Bill Gates is not only one of the richest people on the planet, he is also one of the most avid readers.
On his book blog, he shares his love of reading and tells what’s currently on his bedside table. Hint: his tastes lean towards business, leadership, science and math (no surprise there). But he likes all kinds of books, especially accessible reads on weighty social issues.
Here are a dozen titles – ranging from fiction to fantasy – that he recommends:
- “Business Adventures,” by John Brooks. Genre: business nonfiction. Summary: Insights into the timeless fundamentals of business, such as building a large organization, hiring good people and listening to customer feedback. Gates’ take: “Warren Buffett recommended this book to me back in 1991, and it’s still the best business book I’ve ever read.”
- “Seveneves,” by Neal Stephenson. Genre: science fiction. Summary: The moon blows up and the earth faces total destruction. Gates’ take: “You might lose patience with all the information you’ll get about space flight, but I loved the technical details. Seveneves inspired me to rekindle my sci-fi habit.”
- “How Not to be Wrong,” by Jordan Ellenberg. Genre: math, human behavior. Summary: An explanation of how math affects almost all aspects of our daily lives without our even knowing it. Gates’ take: “Each chapter starts with a subject that seems fairly straightforward—electoral politics, say, or the Massachusetts lottery—and then uses it as a jumping-off point to talk about the math involved. [W]e’re all doing math, all the time.”

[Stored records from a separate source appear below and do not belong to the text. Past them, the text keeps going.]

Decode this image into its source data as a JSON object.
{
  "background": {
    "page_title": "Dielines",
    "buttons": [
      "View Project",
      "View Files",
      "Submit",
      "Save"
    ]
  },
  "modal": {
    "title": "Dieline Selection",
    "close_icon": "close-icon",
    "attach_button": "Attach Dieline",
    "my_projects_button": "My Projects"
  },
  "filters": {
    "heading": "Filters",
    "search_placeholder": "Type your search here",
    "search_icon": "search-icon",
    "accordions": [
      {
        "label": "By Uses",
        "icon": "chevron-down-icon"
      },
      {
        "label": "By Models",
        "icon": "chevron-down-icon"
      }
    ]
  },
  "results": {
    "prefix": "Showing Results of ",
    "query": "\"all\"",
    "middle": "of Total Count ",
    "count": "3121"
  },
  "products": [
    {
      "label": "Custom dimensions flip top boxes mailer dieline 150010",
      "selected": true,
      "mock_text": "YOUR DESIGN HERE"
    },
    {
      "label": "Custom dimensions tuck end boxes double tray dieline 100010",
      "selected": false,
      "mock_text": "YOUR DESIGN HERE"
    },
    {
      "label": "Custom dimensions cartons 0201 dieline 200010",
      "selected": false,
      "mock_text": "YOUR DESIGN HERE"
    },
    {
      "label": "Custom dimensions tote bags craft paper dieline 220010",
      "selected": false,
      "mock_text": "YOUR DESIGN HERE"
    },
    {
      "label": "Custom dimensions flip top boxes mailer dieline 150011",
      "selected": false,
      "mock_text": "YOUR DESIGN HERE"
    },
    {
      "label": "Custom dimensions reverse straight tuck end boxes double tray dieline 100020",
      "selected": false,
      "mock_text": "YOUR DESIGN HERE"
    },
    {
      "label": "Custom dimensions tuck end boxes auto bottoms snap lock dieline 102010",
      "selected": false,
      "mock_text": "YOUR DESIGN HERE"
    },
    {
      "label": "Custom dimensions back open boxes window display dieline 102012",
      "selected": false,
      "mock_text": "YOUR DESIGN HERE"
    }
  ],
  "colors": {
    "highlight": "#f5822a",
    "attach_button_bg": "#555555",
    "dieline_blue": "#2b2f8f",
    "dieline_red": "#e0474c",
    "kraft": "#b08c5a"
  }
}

- “The Power to Compete,” by Ryoichi Mikitani and Hiroshi Mikitani. Genre: business nonfiction. Summary: Why are Japan’s business juggernauts of the ‘80s being eclipsed by competitors from South Korea and China? Gates’ take: “I have a soft spot for Japan that dates back three decades or so, when I first traveled there for Microsoft.”
- “Sapiens: A Brief History of Humankind,” by Noah Yuval Harari. Genre: science and engineering. Summary: The entire history of the human race encapsulated in a mere 400 pages. Gates’ take: “He writes about our species today and how artificial intelligence, genetic engineering, and other technologies will change us in the future.”
- “The Hunger Games,” by Suzanne Collins. Genre: fiction. Summary: Even Bill Gates couldn’t resist the struggle of Katniss Everdeen/Jennifer Lawrence to save humanity in a dystopian future. Gates’ take: “It was pretty exciting and also kind of disturbing.”
- “The Bully Pulpit: Theodore Roosevelt, William Howard Taft, and the Golden Age of Journalism,” by Doris Kearns Goodwin. Genre: history and biography. Summary: A lively account of Roosevelt’s accomplishments, his relationship with the press, his friendship with William Howard Taft, and his efforts to fight corruption and reform the political system.” Gates’ take: “I’m especially interested in the central question that Goodwin raises: How does social change happen? Can it be driven by a single inspirational leader, or do other factors have to lay the groundwork first?”
- “Stress Test,” by Timothy F. Geithner. Genre: history, finance. Summary: First-person account from the man in the middle of the federal government’s recovery efforts after the 2007 financial crisis. Gates’ take: “The central irony of Stress Test is that a guy who was accused of being a lousy communicator has penned a book that is such a good read. Geithner paints a compelling human portrait of what it was like to be fighting a global financial meltdown while at the same time fighting critics inside and outside the Administration as well as his own severe guilt over his near-total absence from his family.”
- “The Rosie Project: A Novel,” by Graeme Simsion. Genre: fiction. Summary: A genetics professor with Asperger’s Syndrome goes looking for a wife. Gates’ take: “Anyone who occasionally gets overly logical will identify with the hero. Melinda thought I would appreciate the parts where he’s a little too obsessed with optimizing his schedule. She was right. It’s a funny and profound book about being comfortable with who you are and what you’re good at.”
- “Parenting with Love and Logic,” by Foster Cline and Jim Fay. Genre: parenting, psychology. Summary: A guide to raising secure, confident kids who are prepared for the real world. Gates’ take: “How to parent effectively and teach responsibility without anger, threats, nagging, or power struggles.”
- “The Sixth Extinction: An Unnatural History,” by Elizabeth Kolbert. Genre: science. Summary: Climate change is only one of many major environmental concerns that humans will have to deal with soon – or else. Gates’ take: “Natural scientists posit that there have been five extinction events in the Earth’s history (think of the asteroid that wiped out the dinosaurs). Kolbert makes a compelling case that human activity is leading to the sixth.”
- “The Better Angels of Our Nature: Why Violence Has Declined,” by Steven Pinker. Genre: history, psychology. Summary: Despite ceaseless news of war, crime and terrorism, violence has actually been in decline. Gates’ take: “For all the dangers we face today, the dangers of yesterday were even worse.”